In November, students at McGill University in Montreal voted to change the name of the varsity sports teams from Redmen. In Major League Baseball, the Cleveland Indians are playing their first season since without the Chief Wahoo logo that was considered a racist caricature.

For the Bombers, Malloff said, the name made more sense in the 20th century than today.

“There was definitely the post-World War II connection where we didn’t look at [war] the same way,” she said.

“It was a different time. But I think the justification, just like any images for athletics for cultural appropriation for example, like the [NFL’s Washington] Redskins, it’s the same thing.”

It’s not entirely clear when or how the Bombers — and for a time the Bomberettes — name came to be adopted by Nelson high school sports teams.

Nelson High School, which held its first class in 1901, offered basketball as its first sport in 1903, followed by baseball and lacrosse.

But those teams were known by the school’s name. A boys hockey team called the Rovers in 1910-11 was the exception, but the name did not stick.

A picture of a basketball team called the Bombers dating from 1926 is listed in the Mountaineer, a 1956 high school yearbook.

An article dated May 3, 1940 in The Province refers to Nelson High School’s Blue Bombers and Bomberettes. The school appears to have dropped blue from the name by the following year, at least according to another Province article about the basketball teams dated Dec. 12, 1941.

This predated a key part of Nelson’s aerial history in the Second World War: parts for Boeing’s Catalina Bombers were built at the Civic Centre.

Nor was the name in homage to Nelson’s most famous pilot, Lt.
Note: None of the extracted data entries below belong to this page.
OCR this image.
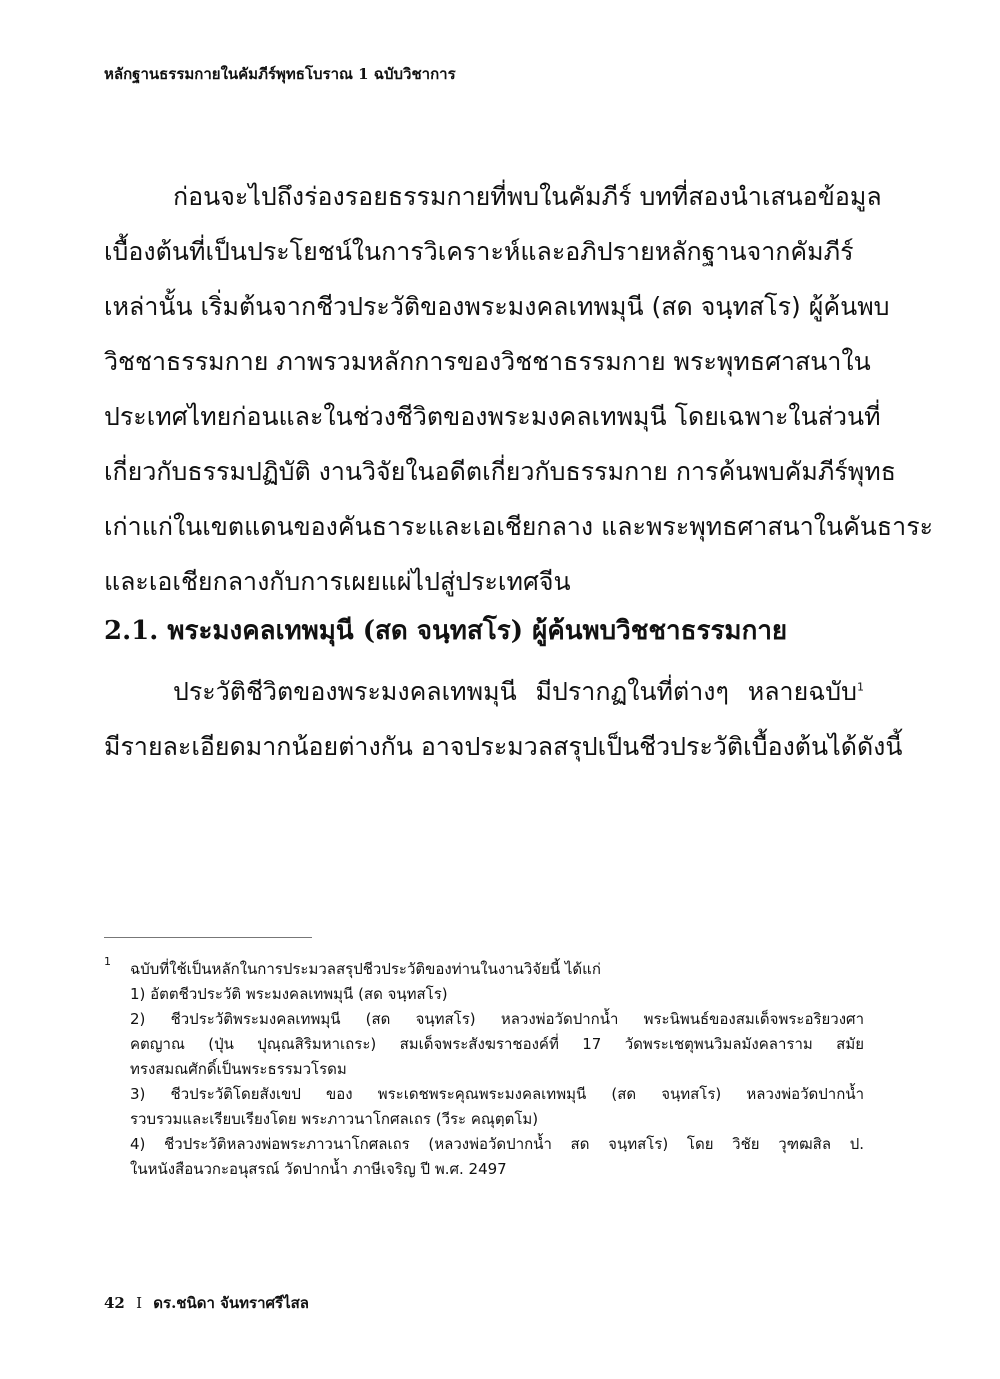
หลักฐานธรรมกายในคัมภีร์พุทธโบราณ 1 ฉบับวิชาการ
ก่อนจะไปถึงร่องรอยธรรมกายที่พบในคัมภีร์ บทที่สองนำเสนอข้อมูล
เบื้องต้นที่เป็นประโยชน์ในการวิเคราะห์และอภิปรายหลักฐานจากคัมภีร์
เหล่านั้น เริ่มต้นจากชีวประวัติของพระมงคลเทพมุนี (สด จนฺทสโร) ผู้ค้นพบ
วิชชาธรรมกาย ภาพรวมหลักการของวิชชาธรรมกาย พระพุทธศาสนาใน
ประเทศไทยก่อนและในช่วงชีวิตของพระมงคลเทพมุนี โดยเฉพาะในส่วนที่
เกี่ยวกับธรรมปฏิบัติ งานวิจัยในอดีตเกี่ยวกับธรรมกาย การค้นพบคัมภีร์พุทธ
เก่าแก่ในเขตแดนของคันธาระและเอเชียกลาง และพระพุทธศาสนาในคันธาระ
และเอเชียกลางกับการเผยแผ่ไปสู่ประเทศจีน
2.1. พระมงคลเทพมุนี (สด จนฺทสโร) ผู้ค้นพบวิชชาธรรมกาย
ประวัติชีวิตของพระมงคลเทพมุนี มีปรากฏในที่ต่างๆ หลายฉบับ$^1$
มีรายละเอียดมากน้อยต่างกัน อาจประมวลสรุปเป็นชีวประวัติเบื้องต้นได้ดังนี้
1	ฉบับที่ใช้เป็นหลักในการประมวลสรุปชีวประวัติของท่านในงานวิจัยนี้ ได้แก่
1) อัตตชีวประวัติ พระมงคลเทพมุนี (สด จนฺทสโร)
2) ชีวประวัติพระมงคลเทพมุนี (สด จนฺทสโร) หลวงพ่อวัดปากน้ำ พระนิพนธ์ของสมเด็จพระอริยวงศา
คตญาณ (ปุ่น ปุณฺณสิริมหาเถระ) สมเด็จพระสังฆราชองค์ที่ 17 วัดพระเชตุพนวิมลมังคลาราม สมัย
ทรงสมณศักดิ์เป็นพระธรรมวโรดม
3) ชีวประวัติโดยสังเขป ของ พระเดชพระคุณพระมงคลเทพมุนี (สด จนฺทสโร) หลวงพ่อวัดปากน้ำ
รวบรวมและเรียบเรียงโดย พระภาวนาโกศลเถร (วีระ คณุตฺตโม)
4) ชีวประวัติหลวงพ่อพระภาวนาโกศลเถร (หลวงพ่อวัดปากน้ำ สด จนฺทสโร) โดย วิชัย วุฑฒสิล ป.
ในหนังสือนวกะอนุสรณ์ วัดปากน้ำ ภาษีเจริญ ปี พ.ศ. 2497
42 I ดร.ชนิดา จันทราศรีไสล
Robert Hampton Gray, the last of the city’s soldiers killed during the war — well after the Bombers were already playing at the high school.

A 1947-48 high school bonspiel featured Nelson High School’s Bombers and Bomberettes, and most of the school’s teams used the name by the time the school moved from South Nelson to its Fairview location and became L.V. Rogers in 1956.

Prior to LVR’s opening, a school district maintenance supervisor told a Nelson Daily News reporter that the gymnasium, also known as The Hangar, “would be the safest place in Nelson in a bombing attack.”

More recently, the name has been associated with athletic excellence. LVR’s senior boys rugby won a provincial gold medal last year, the latest in a string of successes primarily in rugby and soccer.

Malloff reiterated it will take time to decide on a new name, and that students will also be consulted. She acknowledged some people may be resistant to leaving the Bombers in the past.

“We’re going to be very thoughtful and careful about that and keep that as part of the history and keep it as a visible presence somewhere in the building, but we need to rethink and say what does it mean to an athletic team as part of our culture in 2019.”